On 22/03/2018 6:13 am, James Sundquist wrote:
Hi,

I asked for input from a Nextcloud Bookmarks dev in this thread.  Hope it is helpful.
https://help.nextcloud.com/t/bring-firefox-sync-back/103

There is a huge amount of misinformation in that thread. We'd welcome the Nextcloud devs talking to us here to get actual facts instead of the FUD that seems to dominate now.

I think, as was pointed out before and has lead me to creating floccus, that, while hosting your own firefox sync server is nice and a nextcloud app that does that would be useful to many, we would be, once again, at the mercy of mozilla since we basically replicate infrastructure that they probably perceive not as an API or standard that needs to be maintained, but as a private service that they can change whenever they like.

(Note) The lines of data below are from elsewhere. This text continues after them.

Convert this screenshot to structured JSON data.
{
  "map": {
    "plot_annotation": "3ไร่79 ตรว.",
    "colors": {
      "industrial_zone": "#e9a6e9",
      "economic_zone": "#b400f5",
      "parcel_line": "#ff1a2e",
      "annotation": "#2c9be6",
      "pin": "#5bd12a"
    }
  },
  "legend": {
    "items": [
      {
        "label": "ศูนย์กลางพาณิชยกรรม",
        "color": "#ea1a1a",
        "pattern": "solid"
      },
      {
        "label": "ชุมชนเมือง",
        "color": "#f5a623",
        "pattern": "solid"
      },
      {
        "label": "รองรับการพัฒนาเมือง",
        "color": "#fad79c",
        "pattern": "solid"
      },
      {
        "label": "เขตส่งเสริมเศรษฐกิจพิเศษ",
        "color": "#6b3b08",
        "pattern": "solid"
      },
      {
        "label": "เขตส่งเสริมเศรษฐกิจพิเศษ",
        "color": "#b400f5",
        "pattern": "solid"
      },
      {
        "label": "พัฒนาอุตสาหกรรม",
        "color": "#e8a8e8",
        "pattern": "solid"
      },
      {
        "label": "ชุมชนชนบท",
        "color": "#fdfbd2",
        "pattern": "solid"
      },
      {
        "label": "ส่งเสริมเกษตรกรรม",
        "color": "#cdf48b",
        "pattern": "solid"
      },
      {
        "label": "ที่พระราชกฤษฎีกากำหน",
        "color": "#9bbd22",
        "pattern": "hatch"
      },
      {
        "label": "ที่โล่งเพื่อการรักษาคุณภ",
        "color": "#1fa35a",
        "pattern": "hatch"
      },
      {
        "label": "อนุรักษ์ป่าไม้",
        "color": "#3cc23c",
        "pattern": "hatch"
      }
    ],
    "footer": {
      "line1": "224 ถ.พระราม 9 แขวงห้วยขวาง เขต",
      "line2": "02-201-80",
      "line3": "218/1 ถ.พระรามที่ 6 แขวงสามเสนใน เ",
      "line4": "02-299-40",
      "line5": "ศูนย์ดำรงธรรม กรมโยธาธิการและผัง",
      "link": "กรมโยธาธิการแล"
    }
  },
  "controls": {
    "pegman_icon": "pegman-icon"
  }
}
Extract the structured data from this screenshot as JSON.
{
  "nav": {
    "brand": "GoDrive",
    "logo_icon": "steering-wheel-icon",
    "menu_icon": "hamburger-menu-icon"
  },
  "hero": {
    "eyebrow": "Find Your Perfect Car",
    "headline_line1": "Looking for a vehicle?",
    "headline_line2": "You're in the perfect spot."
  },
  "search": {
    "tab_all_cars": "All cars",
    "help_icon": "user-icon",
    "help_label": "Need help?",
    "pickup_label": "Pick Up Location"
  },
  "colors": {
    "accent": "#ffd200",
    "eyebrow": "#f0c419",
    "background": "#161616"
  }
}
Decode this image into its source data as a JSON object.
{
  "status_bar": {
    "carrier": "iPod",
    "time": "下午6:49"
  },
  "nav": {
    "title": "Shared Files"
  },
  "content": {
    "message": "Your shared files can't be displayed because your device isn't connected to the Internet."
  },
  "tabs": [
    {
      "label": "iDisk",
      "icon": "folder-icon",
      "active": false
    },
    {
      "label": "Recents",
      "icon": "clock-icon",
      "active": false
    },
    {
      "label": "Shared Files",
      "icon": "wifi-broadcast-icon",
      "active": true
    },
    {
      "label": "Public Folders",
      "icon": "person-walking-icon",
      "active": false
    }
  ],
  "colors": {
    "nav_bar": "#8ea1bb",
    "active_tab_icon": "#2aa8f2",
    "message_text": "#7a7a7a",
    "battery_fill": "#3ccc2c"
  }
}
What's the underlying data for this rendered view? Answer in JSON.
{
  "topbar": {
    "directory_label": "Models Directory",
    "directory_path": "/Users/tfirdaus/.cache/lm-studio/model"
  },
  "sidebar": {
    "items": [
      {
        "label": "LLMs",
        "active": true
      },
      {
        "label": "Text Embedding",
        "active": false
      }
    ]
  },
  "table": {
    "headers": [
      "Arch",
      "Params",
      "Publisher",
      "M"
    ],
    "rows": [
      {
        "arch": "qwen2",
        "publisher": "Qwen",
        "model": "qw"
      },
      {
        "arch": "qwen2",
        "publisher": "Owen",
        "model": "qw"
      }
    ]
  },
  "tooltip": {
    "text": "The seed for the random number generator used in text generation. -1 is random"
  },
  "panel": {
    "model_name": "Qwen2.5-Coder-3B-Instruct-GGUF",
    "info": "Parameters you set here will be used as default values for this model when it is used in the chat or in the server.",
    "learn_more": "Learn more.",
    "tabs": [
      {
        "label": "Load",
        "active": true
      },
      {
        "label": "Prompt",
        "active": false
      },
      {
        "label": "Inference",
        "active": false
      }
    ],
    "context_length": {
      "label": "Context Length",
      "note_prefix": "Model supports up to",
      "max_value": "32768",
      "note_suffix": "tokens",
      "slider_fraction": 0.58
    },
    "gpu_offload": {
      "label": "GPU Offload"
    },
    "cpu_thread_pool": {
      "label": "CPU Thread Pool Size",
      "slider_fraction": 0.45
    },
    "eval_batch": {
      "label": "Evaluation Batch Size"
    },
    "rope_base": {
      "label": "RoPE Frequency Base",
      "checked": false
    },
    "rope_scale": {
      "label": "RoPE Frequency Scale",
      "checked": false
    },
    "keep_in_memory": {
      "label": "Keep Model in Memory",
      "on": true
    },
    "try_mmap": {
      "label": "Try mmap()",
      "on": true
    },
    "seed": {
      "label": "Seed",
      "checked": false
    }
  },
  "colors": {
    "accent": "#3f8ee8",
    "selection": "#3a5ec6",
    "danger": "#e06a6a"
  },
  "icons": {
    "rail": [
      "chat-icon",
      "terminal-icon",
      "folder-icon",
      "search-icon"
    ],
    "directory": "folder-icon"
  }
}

To be frank, the fact you want to integrate with Firefox at all does put you at the mercy of Mozilla to some degree.

Also, it would be largely impossible to write an effective sync client today using only webextension APIs and I doubt that will ever be possible in the future either - for example, our current bookmark syncing has custom SQL tables that join to existing SQL tables and execute SQL directly - web extensions are simply never going to offer that capability (and you simply can't make a reliable bookmark sync engine without that capability.)

The differences between Sync 1.1 and 1.5 are almost all related to authentication, and it *is* possible to self-host all parts of the new stack. I'd recommend you encourage the Nextcloud devs to talk with us directly about how they might move their 1.1 implementation to 1.5.

Hope this helps,

Mark


 (I know this might be changing, as more people implement sync
clients, but I don’t think many will do so.) However, I’m happy they have adopted the WebExtension quasi-standard, as I expect this to be much more stable – even more so, since a lot of extensions depend on it rather than just a few people running their own sync infrastructure.

That being said, the landscape for WebExtension support in Firefox still leaves some things to be desired, from my perspective as the developer of floccus: It’s currently impossible to access bookmarks’ tags with a webextension, and Firefox for Android doesn’t offer access to bookmarks at all, which is a major drawback for me. Still, I feel things are improving and we’re getting closer :slight_smile:

https://developer.mozilla.org/en-US/docs/Mozilla/Add-ons/WebExtensions/Browser_support_for_JavaScript_APIs


On Thu, Mar 1, 2018 at 7:23 PM Mark Hammond <mhamm...@mozilla.com <mailto:mhamm...@mozilla.com>> wrote:

    On 2/03/2018 1:26 pm, James Sundquist wrote:
     > Hi,
     >
     > I’m interested in improving Mozilla Firefox support for open source,
     > self-hosted solutions that do not require Firefox Sync servers for
     > bookmarks, tags, history, and passwords.  Here is my question on the
     > status of Firefox support for self hosting + how the current 1.5 Sync
     > implementation could be improved for the greater community.  I’m
    excited
     > to hear your thoughts!
     >
     > https://support.mozilla.org/en-US/questions/1207473

    That thread has a link to our docs for self-hosting a sync server, which
    seems to be what you are asking for.

    You also say in that thread that "I know the self-hosted community is
    not satisfied with the current implementation of Sync 1.5 Afaik.", but
    that's not our experience - we can certainly do a better job on
    documentation, but we really need feedback on the areas that need help
    and try to be responsive when we notice things that can be improved. We
    also try to act on bug reports and pull requests in a timely manner.

    In that vein, we are happy discuss how things could be improved for the
    greater community - what did you have in mind?